Pero no pudo ganar de primera mano, pues no alcanzó la mitad más uno que la cuasi perfecta constitución exigiera como requisito para elegir al primer mandatario de la nación. Se le atravesó la elevada votación por un singular personaje atípico, dueño de un carácter histriónico y bastante circense; aparentemente más inteligente que el promedio de nacionales; inclasificable, por su honradez, dentro de los parámetros tradicionales de la fauna política local. Era un hombre de academia, experto en matemáticas y filosofía, que por extraños avatares de la historia había sido dos veces Alcalde de la capital del país, ejerciendo una administración que de manera evidente no robó y educó al populacho, mediante estrategias heterodoxas de corte bufonesco, a ser civilizados en su convivencia y a manifestar su descontento,- a causa del hambre y la miseria cabalgantes-, de manera amable y lúdica.
Con un discurso novedoso acerca del valor sagrado de la vida en un país de genocidas; del valor sagrado del erario público en un país de desfalcadores de oficio y de la conveniencia de educar a las masas para que reclamaran con mayor civilidad la reivindicación de sus derechos, cautivo unos cuantos millones de ciudadanos de distinta pelambre, entre ellos parte de esa burguesía asqueada del cinismo del gobierno saliente y de una juventud descreída apática y apolítica, que él con su original canto de sirena atrajo y sedujo. Era un discurso de la decencia, de la civilidad, de la legalidad. Poco importaba que este personajillo, ideológicamente no estuviese muy lejos del sátrapa reinante, con sus esquemas de represión para la disidencia extrema; ni que viese la economía como un digno cultor del neoliberalismo que favorece a quienes tienen y desmejora a quienes no tienen. Aunque su manera de explicarse era harto enredada y algunos ad láteres suyos decían que lo que pasaba era que la gente no sabía comprenderle, cuando lo cierto era que él no sabía explicarse.

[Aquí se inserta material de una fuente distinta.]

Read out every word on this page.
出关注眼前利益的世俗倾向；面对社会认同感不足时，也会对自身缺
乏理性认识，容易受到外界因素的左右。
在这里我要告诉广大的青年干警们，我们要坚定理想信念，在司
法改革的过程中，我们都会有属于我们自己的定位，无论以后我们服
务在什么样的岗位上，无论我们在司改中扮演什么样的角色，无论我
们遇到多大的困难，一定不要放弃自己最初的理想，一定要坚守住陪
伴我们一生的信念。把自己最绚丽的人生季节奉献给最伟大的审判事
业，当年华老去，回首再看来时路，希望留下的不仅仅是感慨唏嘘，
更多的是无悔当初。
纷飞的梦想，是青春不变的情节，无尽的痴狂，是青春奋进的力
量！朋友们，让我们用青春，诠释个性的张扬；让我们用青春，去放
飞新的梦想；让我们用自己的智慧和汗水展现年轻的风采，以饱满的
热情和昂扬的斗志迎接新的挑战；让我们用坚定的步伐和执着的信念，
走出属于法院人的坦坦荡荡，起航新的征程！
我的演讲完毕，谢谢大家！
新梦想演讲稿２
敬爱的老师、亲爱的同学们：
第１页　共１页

Quienes se mostraban como sus incondicionales exégetas (y por ende por encima del común intelectual) fueron sus principales impulsores y, cosa curiosa, quienes convencieron a los demás seguidores suyos, pues la verdad es que este personaje, por sí mismo, fue incapaz de hacerse entender, y aun menos de convencer a mentes desprevenidas.
En la segunda vuelta, este país de jumentos aumentó el porcentaje de quienes no le comprendieron, dándole al testaferro oficial un aval que prácticamente triplicó al histrión. Que el pueblo se merece sus gobernantes lo dijeron los griegos hace dos mil quinientos años, cuando hablaron acerca de los tiranos y sátrapas que gobernaron la Atenas, cuna de nuestra cultura. La única alternativa aceptable de quebrar la hegemonía de una política perversa estuvo en manos de una especie de muñeco de ventrílocuo, incapaz de explicarse por sí mismo y cuyo valor subjetivo solo se apreció a través de terceros que dijeron que él podía ser la redención. Y este pueblito la desperdició eligiendo más de lo mismo. Un pueblo que admite por lideres a traidores, tránsfugas y amigos de los contubernios.